A first-in-class sphingosine kinase 2 inhibitor slowed the growth of castration-resistant prostate cancer cells, in part by inhibiting the enzyme dihydroceramide desaturase (DEGS), but did not kill them, according to the results of preclinical in vitro and in vivo studies published in the December 2015 issue of Molecular Cancer Therapeutics by researchers at the Medical University of South Carolina (MUSC) and others.

Christina Voelkel-Johnson, Ph.D., Associate Professor of Microbiology and Immunology at MUSC, led the study, which was funded by a pilot grant from MUSC Hollings Cancer Center. Co-authors include Charles D. Smith, Ph.D., who developed the compound and led an earlier phase 1 trial at MUSC Hollings Cancer Center; MUSC Health oncologist Michael Lilly, M.D., a prostate cancer specialist; and Richard Drake, Ph.D., director of the Proteomics Core at MUSC, who has developed techniques to use MALDI imaging mass spectrometry to measure sphingolipid levels.

Sphingosine kinase inhibitors are a new category of drugs that reduce the generation of sphingosine-1-phosphate.

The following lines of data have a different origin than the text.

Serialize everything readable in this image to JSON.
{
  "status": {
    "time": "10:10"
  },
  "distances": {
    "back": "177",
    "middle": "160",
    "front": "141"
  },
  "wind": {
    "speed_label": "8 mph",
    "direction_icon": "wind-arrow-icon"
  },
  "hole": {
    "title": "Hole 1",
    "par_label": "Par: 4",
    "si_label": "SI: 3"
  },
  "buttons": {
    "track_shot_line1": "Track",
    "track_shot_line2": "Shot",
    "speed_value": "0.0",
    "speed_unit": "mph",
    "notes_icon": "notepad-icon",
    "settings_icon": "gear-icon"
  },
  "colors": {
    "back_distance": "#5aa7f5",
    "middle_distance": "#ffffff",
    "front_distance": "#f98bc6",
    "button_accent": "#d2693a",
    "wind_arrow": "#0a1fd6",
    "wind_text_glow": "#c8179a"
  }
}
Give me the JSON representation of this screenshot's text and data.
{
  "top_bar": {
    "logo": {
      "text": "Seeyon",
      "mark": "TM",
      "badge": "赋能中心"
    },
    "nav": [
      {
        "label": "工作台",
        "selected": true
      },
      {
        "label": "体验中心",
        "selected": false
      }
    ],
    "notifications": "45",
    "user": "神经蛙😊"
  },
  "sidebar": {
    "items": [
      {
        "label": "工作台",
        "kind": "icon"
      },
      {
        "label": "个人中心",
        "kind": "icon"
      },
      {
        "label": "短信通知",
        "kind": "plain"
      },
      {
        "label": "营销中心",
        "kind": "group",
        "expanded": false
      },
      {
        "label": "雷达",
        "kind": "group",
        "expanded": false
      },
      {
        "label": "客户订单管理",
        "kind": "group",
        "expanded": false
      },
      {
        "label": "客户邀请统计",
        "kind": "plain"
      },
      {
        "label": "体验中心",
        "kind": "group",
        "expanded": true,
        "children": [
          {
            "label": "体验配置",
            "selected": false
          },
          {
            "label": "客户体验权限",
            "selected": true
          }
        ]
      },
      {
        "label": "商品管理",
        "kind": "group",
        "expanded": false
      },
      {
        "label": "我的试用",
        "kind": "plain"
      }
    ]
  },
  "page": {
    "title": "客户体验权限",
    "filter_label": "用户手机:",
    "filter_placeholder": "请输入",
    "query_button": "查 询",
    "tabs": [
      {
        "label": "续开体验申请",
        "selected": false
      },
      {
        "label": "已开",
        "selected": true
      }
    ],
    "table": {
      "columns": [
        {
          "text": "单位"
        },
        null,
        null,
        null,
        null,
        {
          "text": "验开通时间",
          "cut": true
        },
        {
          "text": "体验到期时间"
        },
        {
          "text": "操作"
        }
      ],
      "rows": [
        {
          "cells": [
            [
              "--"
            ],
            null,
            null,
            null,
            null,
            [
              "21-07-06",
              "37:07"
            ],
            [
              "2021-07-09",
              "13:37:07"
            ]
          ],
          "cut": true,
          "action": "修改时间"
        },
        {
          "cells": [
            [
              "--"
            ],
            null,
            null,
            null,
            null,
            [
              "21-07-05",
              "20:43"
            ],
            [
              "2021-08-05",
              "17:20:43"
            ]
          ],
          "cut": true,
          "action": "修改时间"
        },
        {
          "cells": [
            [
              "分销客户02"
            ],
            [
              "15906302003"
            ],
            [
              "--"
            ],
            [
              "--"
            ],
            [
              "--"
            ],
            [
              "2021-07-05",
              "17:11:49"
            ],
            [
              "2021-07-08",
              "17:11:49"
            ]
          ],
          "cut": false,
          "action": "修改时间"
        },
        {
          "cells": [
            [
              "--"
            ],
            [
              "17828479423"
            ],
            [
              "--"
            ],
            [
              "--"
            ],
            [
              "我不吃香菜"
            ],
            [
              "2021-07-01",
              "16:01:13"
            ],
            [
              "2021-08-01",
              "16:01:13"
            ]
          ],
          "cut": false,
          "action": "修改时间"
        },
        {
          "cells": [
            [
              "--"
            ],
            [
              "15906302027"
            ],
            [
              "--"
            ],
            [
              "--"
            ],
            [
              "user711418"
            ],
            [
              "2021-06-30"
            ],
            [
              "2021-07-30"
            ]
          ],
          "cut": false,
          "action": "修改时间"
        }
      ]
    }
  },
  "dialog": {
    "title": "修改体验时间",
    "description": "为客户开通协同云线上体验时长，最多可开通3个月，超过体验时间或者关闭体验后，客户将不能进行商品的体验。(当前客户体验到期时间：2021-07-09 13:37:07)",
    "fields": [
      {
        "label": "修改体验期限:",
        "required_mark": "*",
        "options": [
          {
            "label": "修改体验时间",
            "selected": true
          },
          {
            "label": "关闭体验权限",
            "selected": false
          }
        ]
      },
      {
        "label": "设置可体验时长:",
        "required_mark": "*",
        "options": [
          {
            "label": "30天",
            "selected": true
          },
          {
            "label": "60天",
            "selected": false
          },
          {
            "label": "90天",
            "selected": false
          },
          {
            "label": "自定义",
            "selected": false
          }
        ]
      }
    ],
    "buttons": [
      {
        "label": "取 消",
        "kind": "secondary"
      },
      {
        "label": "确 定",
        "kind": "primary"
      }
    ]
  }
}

This lipid signaling molecule promotes cancer cell growth and survival, thereby supporting the development of resistance to chemotherapy and radiation by cancer cells.

The study reported in Molecular Cancer Therapeutics showed that the compound YELIVA™ (ABC294640; RedHill Biopharma Ltd.; Tel Aviv, Israel) slowed prostate cancer cell proliferation by inhibiting sphingosine kinase 2, but also that it did something unexpected. "By inhibiting a second sphingolipid enzyme (DEGS), the compound increases levels of another class of lipids -- dihydroceramides -- which may contribute to the growth suppressive effects of the drug," says Voelkel-Johnson.

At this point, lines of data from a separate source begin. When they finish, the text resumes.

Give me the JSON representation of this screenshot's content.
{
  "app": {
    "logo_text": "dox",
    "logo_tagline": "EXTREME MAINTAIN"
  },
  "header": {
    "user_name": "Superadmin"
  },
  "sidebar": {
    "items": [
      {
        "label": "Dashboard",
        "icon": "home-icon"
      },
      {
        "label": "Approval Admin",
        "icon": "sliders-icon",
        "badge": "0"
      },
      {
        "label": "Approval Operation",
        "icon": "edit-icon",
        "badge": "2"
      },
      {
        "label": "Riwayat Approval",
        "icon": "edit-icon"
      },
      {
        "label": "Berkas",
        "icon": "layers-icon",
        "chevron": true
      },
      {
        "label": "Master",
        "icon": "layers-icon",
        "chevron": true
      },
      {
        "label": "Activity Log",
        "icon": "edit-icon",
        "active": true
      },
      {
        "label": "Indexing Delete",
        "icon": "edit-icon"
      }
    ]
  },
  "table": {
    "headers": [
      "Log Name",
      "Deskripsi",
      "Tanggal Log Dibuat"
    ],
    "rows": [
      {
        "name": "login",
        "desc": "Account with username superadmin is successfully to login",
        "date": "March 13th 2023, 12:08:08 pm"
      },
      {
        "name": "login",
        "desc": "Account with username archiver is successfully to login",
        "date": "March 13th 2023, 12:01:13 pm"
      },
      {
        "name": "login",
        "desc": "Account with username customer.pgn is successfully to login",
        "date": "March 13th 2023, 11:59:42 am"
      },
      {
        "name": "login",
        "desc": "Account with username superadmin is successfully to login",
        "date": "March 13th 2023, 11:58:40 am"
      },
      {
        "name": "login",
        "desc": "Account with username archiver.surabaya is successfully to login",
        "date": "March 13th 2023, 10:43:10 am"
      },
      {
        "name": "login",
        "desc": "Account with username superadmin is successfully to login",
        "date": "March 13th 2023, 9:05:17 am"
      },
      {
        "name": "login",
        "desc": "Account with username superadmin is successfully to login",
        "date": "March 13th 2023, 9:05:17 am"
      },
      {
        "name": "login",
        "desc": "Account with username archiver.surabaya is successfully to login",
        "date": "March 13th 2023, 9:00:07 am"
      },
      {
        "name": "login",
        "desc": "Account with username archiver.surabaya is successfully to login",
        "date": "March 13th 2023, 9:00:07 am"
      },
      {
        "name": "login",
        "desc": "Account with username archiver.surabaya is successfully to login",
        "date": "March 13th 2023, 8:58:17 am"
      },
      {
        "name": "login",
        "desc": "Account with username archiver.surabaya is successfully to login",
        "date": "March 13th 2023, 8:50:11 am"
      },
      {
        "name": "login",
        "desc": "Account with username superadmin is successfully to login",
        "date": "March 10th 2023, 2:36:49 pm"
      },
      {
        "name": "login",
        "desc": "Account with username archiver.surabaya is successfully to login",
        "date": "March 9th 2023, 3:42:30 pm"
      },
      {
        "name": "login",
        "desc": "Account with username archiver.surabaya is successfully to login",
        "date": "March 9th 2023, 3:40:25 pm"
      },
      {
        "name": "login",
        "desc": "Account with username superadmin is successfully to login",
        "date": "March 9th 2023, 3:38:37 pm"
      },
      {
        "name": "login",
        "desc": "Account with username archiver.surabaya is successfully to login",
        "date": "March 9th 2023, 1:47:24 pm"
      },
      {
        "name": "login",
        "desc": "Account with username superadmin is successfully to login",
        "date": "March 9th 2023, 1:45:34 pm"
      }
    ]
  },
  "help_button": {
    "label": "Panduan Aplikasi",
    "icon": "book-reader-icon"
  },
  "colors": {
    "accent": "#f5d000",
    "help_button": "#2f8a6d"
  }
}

This study is the first to show activity for this compound against DEGS and to potentially link inhibition of DEGS to slowing the growth of castration-resistant prostate cancer cells. Treatment with YELIVA™ (ABC294640) increased dihydroceramide levels even in the absence of sphingosine kinase 2.

The MUSC team conducted both in vitro and in vivo studies with YELIVA™ (ABC294640) in castration-resistant prostate cancer, relying on the MUSC Lipidomics Shared Resource for measurement of sphingolipid levels and the MUSC Proteomics Center for MALDI imaging mass spectrometry.

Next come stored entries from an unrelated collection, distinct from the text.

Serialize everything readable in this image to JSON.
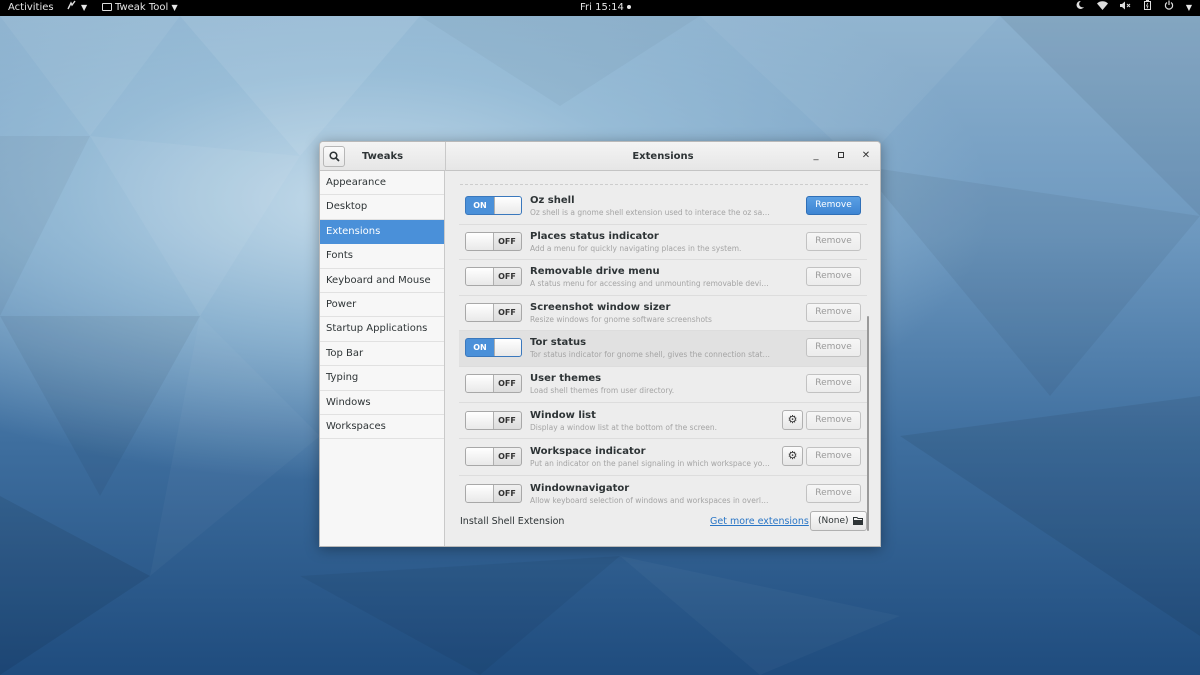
{
  "topbar": {
    "activities": "Activities",
    "app_name": "Tweak Tool",
    "clock": "Fri 15:14",
    "tray_icons": [
      "night-light-icon",
      "wifi-icon",
      "volume-muted-icon",
      "battery-icon",
      "power-icon"
    ]
  },
  "window": {
    "left_title": "Tweaks",
    "main_title": "Extensions"
  },
  "sidebar": {
    "items": [
      {
        "label": "Appearance"
      },
      {
        "label": "Desktop"
      },
      {
        "label": "Extensions",
        "active": true
      },
      {
        "label": "Fonts"
      },
      {
        "label": "Keyboard and Mouse"
      },
      {
        "label": "Power"
      },
      {
        "label": "Startup Applications"
      },
      {
        "label": "Top Bar"
      },
      {
        "label": "Typing"
      },
      {
        "label": "Windows"
      },
      {
        "label": "Workspaces"
      }
    ]
  },
  "switch_labels": {
    "on": "ON",
    "off": "OFF"
  },
  "remove_label": "Remove",
  "extensions": [
    {
      "name": "Oz shell",
      "desc": "Oz shell is a gnome shell extension used to interace the oz sandboxing dae…",
      "enabled": true,
      "remove_active": true
    },
    {
      "name": "Places status indicator",
      "desc": "Add a menu for quickly navigating places in the system.",
      "enabled": false
    },
    {
      "name": "Removable drive menu",
      "desc": "A status menu for accessing and unmounting removable devices.",
      "enabled": false
    },
    {
      "name": "Screenshot window sizer",
      "desc": "Resize windows for gnome software screenshots",
      "enabled": false
    },
    {
      "name": "Tor status",
      "desc": "Tor status indicator for gnome shell, gives the connection status, allow new i…",
      "enabled": true,
      "highlighted": true
    },
    {
      "name": "User themes",
      "desc": "Load shell themes from user directory.",
      "enabled": false
    },
    {
      "name": "Window list",
      "desc": "Display a window list at the bottom of the screen.",
      "enabled": false,
      "settings": true
    },
    {
      "name": "Workspace indicator",
      "desc": "Put an indicator on the panel signaling in which workspace you are, a…",
      "enabled": false,
      "settings": true
    },
    {
      "name": "Windownavigator",
      "desc": "Allow keyboard selection of windows and workspaces in overlay mode. <ctrl>…",
      "enabled": false
    }
  ],
  "footer": {
    "install_label": "Install Shell Extension",
    "link": "Get more extensions",
    "file_button": "(None)"
  },
  "colors": {
    "accent": "#4a90d9",
    "link": "#2a76c6"
  }
}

In vitro studies conducted with castration-resistant mouse prostate cancer cells (TRAMP-C2) showed that treatment with YELIVA™ (ABC294640) reduced expression of the androgen receptor and the oncogene c-Myc, both important therapeutic targets for prostate cancer. Although many existing prostate cancer therapies target the androgen receptor, none directly target c-Myc.

To test in vivo response, one million TRAMP-C2 cells were injected under the skin of mice with an intact immune system, which were then treated with YELIVA™ (ABC294640) three days later. MALDI imaging mass spectrometry showed the presence of YELIVA™ (ABC294640) within murine tumors and confirmed in vitro findings of increased dihydroceramide levels.

"The significance of these findings is that this compound might be a novel therapeutic for advanced prostate cancer," says Voelkel-Johnson, who believes that combination regimens of YELIVA™ (ABC294640) and focal radiation in this difficult-to-treat patient population deserve further study.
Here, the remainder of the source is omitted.